NASA capsule carrying first asteroid samples lands on Earth

Scientists estimate the capsule holds at least a cup of rubble from the carbon-rich asteroid known as Bennu, but won’t know for sure until the container is opened.

Updated - September 25, 2023 11:30 am IST

Published - September 24, 2023 07:26 pm IST

Image taken from video provided by NASA TV shows the capsule released by the Osiris-Rex spacecraft lying on the surface near the parachute after landing to Earth on September 24 2023.

Image taken from video provided by NASA TV shows the capsule released by the Osiris-Rex spacecraft lying on the surface near the parachute after landing to Earth on September 24 2023. | Photo Credit: AP

NASA’s first asteroid samples fetched from deep space parachuted into the Utah desert on September 24 to cap a seven-year journey.

In a flyby of Earth, the Osiris-Rex spacecraft released the sample capsule from 100,000 km (63,000 miles) out. The small capsule landed four hours later on a remote expanse of military land, as the mothership set off after another asteroid.

“We have touchdown!” Flight Control announced, immediately repeating the news since the landing occurred three minutes before anticipated. Officials later said the orange striped parachute opened four times higher than anticipated — around 20,000 feet (6,100m) — which led to the early touchdown.

Scientists estimate the capsule holds at least a cup of rubble from the carbon-rich asteroid known as Bennu, but won’t know for sure until the container is opened. Some spilled and floated away when the spacecraft scooped up too much and rocks jammed the container’s lid during collection three years ago.

Japan, the only other country to bring back asteroid samples, gathered about a teaspoon in a pair of asteroid missions.

The pebbles and dust delivered on September 24 represent the biggest haul from beyond the moon. Preserved building blocks from the dawn of our solar system 4.5 billion years ago, the samples will help scientists better understand how Earth and life formed.

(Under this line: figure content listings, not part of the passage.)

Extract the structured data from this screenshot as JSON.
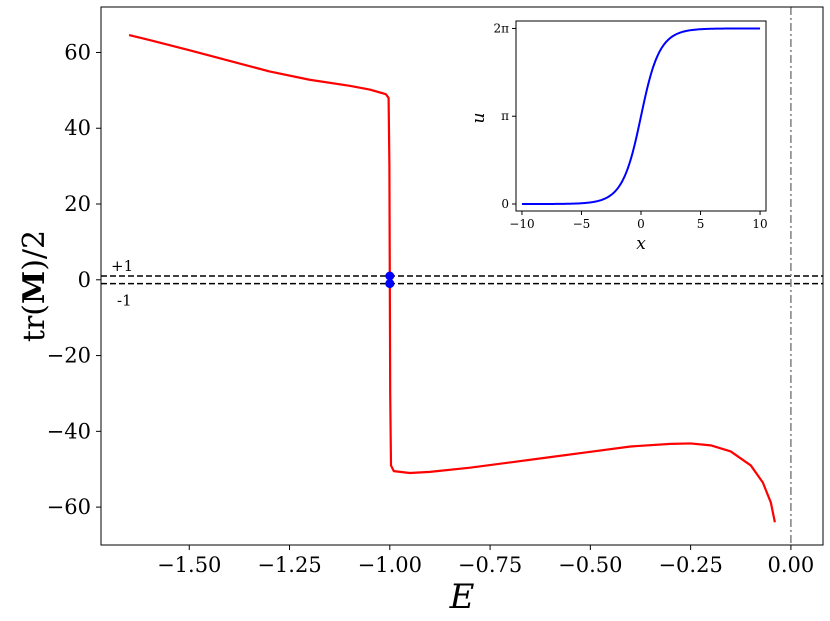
{
  "chart_data": [
    {
      "type": "line",
      "xlabel": "E",
      "ylabel_prefix": "tr(",
      "ylabel_bold": "M",
      "ylabel_suffix": ")/2",
      "xlim": [
        -1.72,
        0.08
      ],
      "ylim": [
        -70,
        72
      ],
      "xticks": [
        -1.5,
        -1.25,
        -1.0,
        -0.75,
        -0.5,
        -0.25,
        0.0
      ],
      "xtick_labels": [
        "−1.50",
        "−1.25",
        "−1.00",
        "−0.75",
        "−0.50",
        "−0.25",
        "0.00"
      ],
      "yticks": [
        60,
        40,
        20,
        0,
        -20,
        -40,
        -60
      ],
      "ytick_labels": [
        "60",
        "40",
        "20",
        "0",
        "−20",
        "−40",
        "−60"
      ],
      "series": [
        {
          "color": "#ff0000",
          "points": [
            [
              -1.65,
              64.6
            ],
            [
              -1.6,
              63.3
            ],
            [
              -1.5,
              60.6
            ],
            [
              -1.4,
              57.8
            ],
            [
              -1.3,
              55.0
            ],
            [
              -1.2,
              52.8
            ],
            [
              -1.1,
              51.2
            ],
            [
              -1.05,
              50.2
            ],
            [
              -1.01,
              49.0
            ],
            [
              -1.003,
              48.0
            ],
            [
              -1.001,
              30.0
            ],
            [
              -1.0,
              0.0
            ],
            [
              -0.999,
              -30.0
            ],
            [
              -0.997,
              -49.0
            ],
            [
              -0.99,
              -50.5
            ],
            [
              -0.95,
              -51.0
            ],
            [
              -0.9,
              -50.7
            ],
            [
              -0.8,
              -49.6
            ],
            [
              -0.7,
              -48.2
            ],
            [
              -0.6,
              -46.8
            ],
            [
              -0.5,
              -45.4
            ],
            [
              -0.4,
              -44.0
            ],
            [
              -0.3,
              -43.3
            ],
            [
              -0.25,
              -43.2
            ],
            [
              -0.2,
              -43.7
            ],
            [
              -0.15,
              -45.3
            ],
            [
              -0.1,
              -49.0
            ],
            [
              -0.07,
              -53.5
            ],
            [
              -0.05,
              -58.8
            ],
            [
              -0.04,
              -64.0
            ]
          ]
        }
      ],
      "markers": [
        [
          -1.0,
          1.0
        ],
        [
          -1.0,
          -1.0
        ]
      ],
      "marker_color": "#0000ff",
      "hlines": [
        1,
        -1
      ],
      "hline_labels": [
        "+1",
        "-1"
      ],
      "vline": 0.0
    },
    {
      "type": "line",
      "xlabel": "x",
      "ylabel": "u",
      "xlim": [
        -10.5,
        10.5
      ],
      "ylim": [
        -0.25,
        6.55
      ],
      "xticks": [
        -10,
        -5,
        0,
        5,
        10
      ],
      "xtick_labels": [
        "−10",
        "−5",
        "0",
        "5",
        "10"
      ],
      "yticks": [
        0,
        3.14159,
        6.28318
      ],
      "ytick_labels": [
        "0",
        "π",
        "2π"
      ],
      "series": [
        {
          "color": "#0000ff",
          "function": "4*atan(exp(x))",
          "x_range": [
            -10,
            10
          ]
        }
      ]
    }
  ]
}
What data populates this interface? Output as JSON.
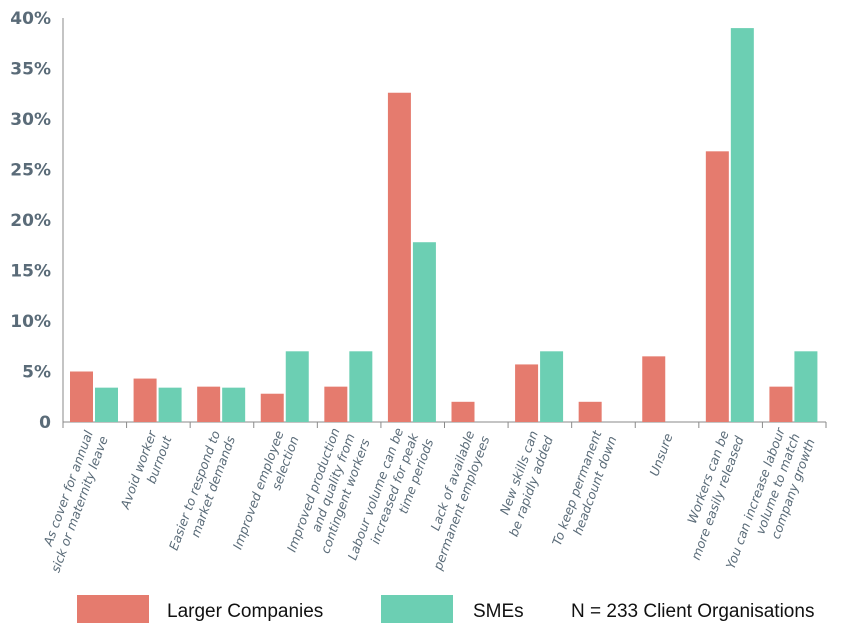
{
  "chart_data": {
    "type": "bar",
    "categories": [
      [
        "As cover for annual",
        "sick or maternity leave"
      ],
      [
        "Avoid worker",
        "burnout"
      ],
      [
        "Easier to respond to",
        "market demands"
      ],
      [
        "Improved employee",
        "selection"
      ],
      [
        "Improved production",
        "and quality from",
        "contingent workers"
      ],
      [
        "Labour volume can be",
        "increased for peak",
        "time periods"
      ],
      [
        "Lack of available",
        "permanent employees"
      ],
      [
        "New skills can",
        "be rapidly added"
      ],
      [
        "To keep permanent",
        "headcount down"
      ],
      [
        "Unsure"
      ],
      [
        "Workers can be",
        "more easily released"
      ],
      [
        "You can increase labour",
        "volume to match",
        "company growth"
      ]
    ],
    "series": [
      {
        "name": "Larger Companies",
        "color": "#e57b6e",
        "values": [
          5,
          4.3,
          3.5,
          2.8,
          3.5,
          32.6,
          2,
          5.7,
          2,
          6.5,
          26.8,
          3.5
        ]
      },
      {
        "name": "SMEs",
        "color": "#6ccfb3",
        "values": [
          3.4,
          3.4,
          3.4,
          7,
          7,
          17.8,
          0,
          7,
          0,
          0,
          39,
          7
        ]
      }
    ],
    "ylim": [
      0,
      40
    ],
    "yticks": [
      0,
      5,
      10,
      15,
      20,
      25,
      30,
      35,
      40
    ],
    "ytick_labels": [
      "0",
      "5%",
      "10%",
      "15%",
      "20%",
      "25%",
      "30%",
      "35%",
      "40%"
    ],
    "grid": false,
    "legend": "bottom",
    "note": "N = 233 Client Organisations"
  }
}
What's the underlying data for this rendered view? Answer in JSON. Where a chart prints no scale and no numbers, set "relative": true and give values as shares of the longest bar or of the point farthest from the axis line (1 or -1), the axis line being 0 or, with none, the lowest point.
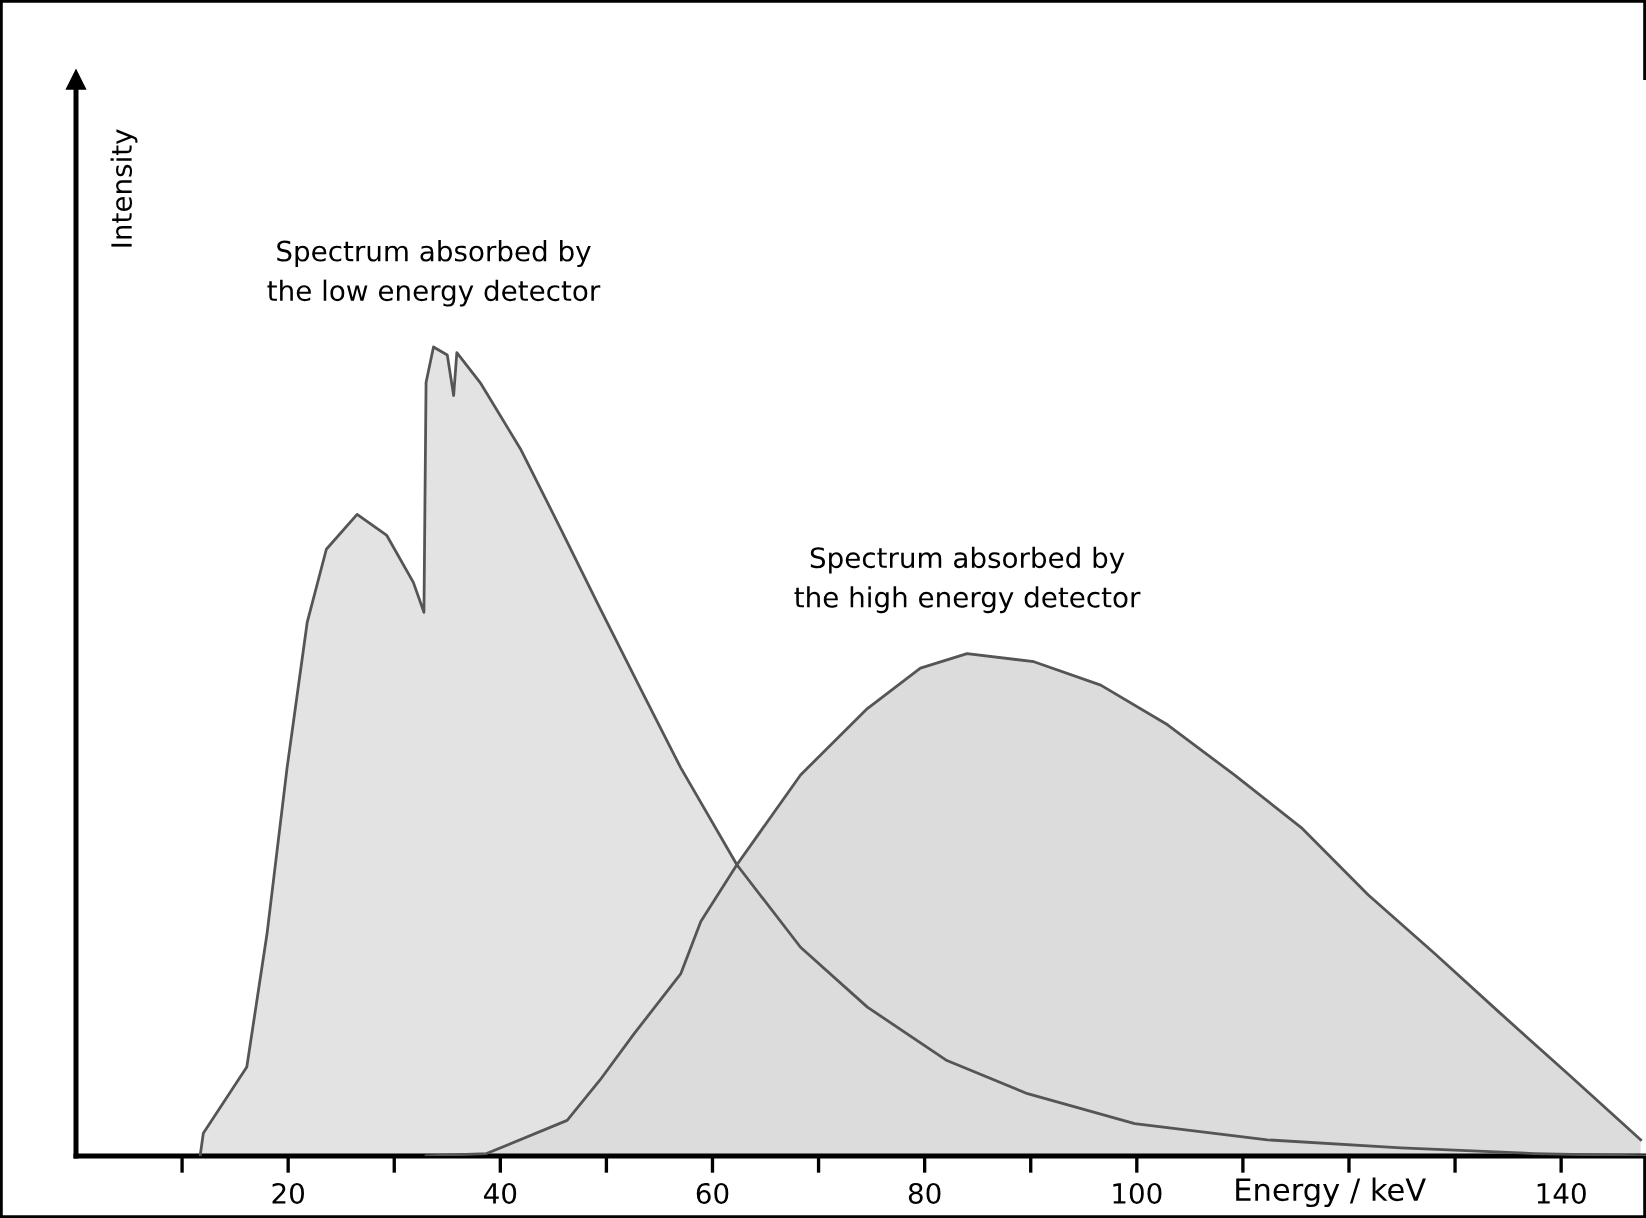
{
  "chart_data": {
    "type": "area",
    "relative": true,
    "xlabel": "Energy / keV",
    "ylabel": "Intensity",
    "xlim": [
      0,
      148
    ],
    "xticks": [
      {
        "value": 10,
        "label": null
      },
      20,
      {
        "value": 30,
        "label": null
      },
      40,
      {
        "value": 50,
        "label": null
      },
      60,
      {
        "value": 70,
        "label": null
      },
      80,
      {
        "value": 90,
        "label": null
      },
      100,
      {
        "value": 110,
        "label": null
      },
      {
        "value": 120,
        "label": null
      },
      {
        "value": 130,
        "label": null
      },
      140
    ],
    "grid": false,
    "legend": false,
    "series": [
      {
        "name": "Spectrum absorbed by\nthe low energy detector",
        "color": "#e3e3e3",
        "x": [
          11.7,
          12.0,
          16.1,
          18.0,
          19.9,
          21.8,
          23.6,
          26.5,
          29.3,
          31.8,
          32.8,
          33.0,
          33.7,
          35.0,
          35.6,
          35.9,
          38.1,
          41.9,
          45.7,
          49.4,
          53.2,
          57.0,
          62.3,
          68.3,
          74.6,
          82.1,
          89.7,
          99.8,
          112.3,
          124.9,
          137.5,
          148
        ],
        "values": [
          0,
          0.028,
          0.11,
          0.274,
          0.48,
          0.66,
          0.75,
          0.793,
          0.767,
          0.709,
          0.672,
          0.956,
          1.0,
          0.99,
          0.94,
          0.993,
          0.956,
          0.874,
          0.775,
          0.677,
          0.578,
          0.48,
          0.36,
          0.258,
          0.184,
          0.118,
          0.077,
          0.04,
          0.02,
          0.01,
          0.003,
          0
        ]
      },
      {
        "name": "Spectrum absorbed by\nthe high energy detector",
        "color": "#dcdcdc",
        "x": [
          33,
          38.7,
          46.3,
          49.4,
          52.6,
          57.0,
          58.9,
          62.3,
          68.3,
          74.6,
          79.6,
          84.0,
          90.3,
          96.6,
          102.9,
          109.2,
          115.5,
          121.8,
          128.1,
          134.3,
          140.6,
          147.5
        ],
        "values": [
          0,
          0.003,
          0.044,
          0.094,
          0.151,
          0.225,
          0.29,
          0.36,
          0.471,
          0.553,
          0.603,
          0.621,
          0.611,
          0.582,
          0.533,
          0.471,
          0.406,
          0.323,
          0.25,
          0.176,
          0.102,
          0.02
        ]
      }
    ]
  }
}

Osiris-Rex, the mothership, rocketed away on the $1 billion mission in 2016. It reached Bennu two years later and, using a long stick vacuum, grabbed rubble from the small roundish space rock in 2020. By the time it returned, the spacecraft had logged 6.2 billion km (4 billion miles).

NASA’s recovery effort in Utah included helicopters as well as a temporary clean room set up at the Defense Department’s Utah Test and Training Range. The samples will be flown on September 25 morning to a new lab at NASA’s Johnson Space Center in Houston. The building already houses the hundreds of kilogrammes of moon rocks gathered by the Apollo astronauts more than a half-century ago.

This image taken from video provided by NASA TV shows the capsule released by the Osiris-Rex spacecraft parachuting down to Earth on September 24 2023. Photo: NASA TV via AP

This image taken from video provided by NASA TV shows the capsule released by the Osiris-Rex spacecraft parachuting down to Earth on September 24 2023. Photo: NASA TV via AP

The mission’s lead scientist, Dante Lauretta of the University of Arizona, will accompany the samples to Texas. The opening of the container in Houston in the next day or two will be “the real moment of truth,” given the uncertainty over the amount inside, he said ahead of the landing.

Engineers estimate the canister holds 250g of material from Bennu, plus or minus 100g. Even at the low end, it will easily surpass the minimum requirement of the mission, Mr. Lauretta said.

It will take a few weeks to get a precise measurement, said NASA’s lead curator Nicole Lunning.

NASA plans a public show-and-tell in October.

Currently orbiting the sun 81 million km (50 million miles) from Earth, Bennu is about one-half of a km (one-third of a mile) across, roughly the size of the Empire State Building but shaped like a spinning top. It’s believed to be the broken fragment of a much larger asteroid.

During a two-year survey, Osiris-Rex found Bennu to be a chunky rubble pile full of boulders and craters. The surface was so loose that the spacecraft’s vacuum arm sank a foot or two (0.5 meters) into the asteroid, sucking up more material than anticipated and jamming the lid.

These close-up observations may come in handy late in the next century. Bennu is expected to come dangerously close to Earth in 2182 — possibly close enough to hit. The data gleaned by Osiris-Rex will help with any asteroid-deflection effort, according to Mr. Lauretta.

Osiris-Rex is already chasing the asteroid Apophis, and will reach it in 2029.

This was NASA’s third sample return from a deep-space robotic mission. The Genesis spacecraft dropped off bits of solar wind in 2004, but the samples were compromised when the parachute failed and the capsule slammed into the ground. The Stardust spacecraft successfully delivered comet dust in 2006.

NASA’s plans to return samples from Mars are on hold after an independent review board criticized the cost and complexity. The Martian rover Perseverance has spent the past two years collecting core samples for eventual transport to Earth.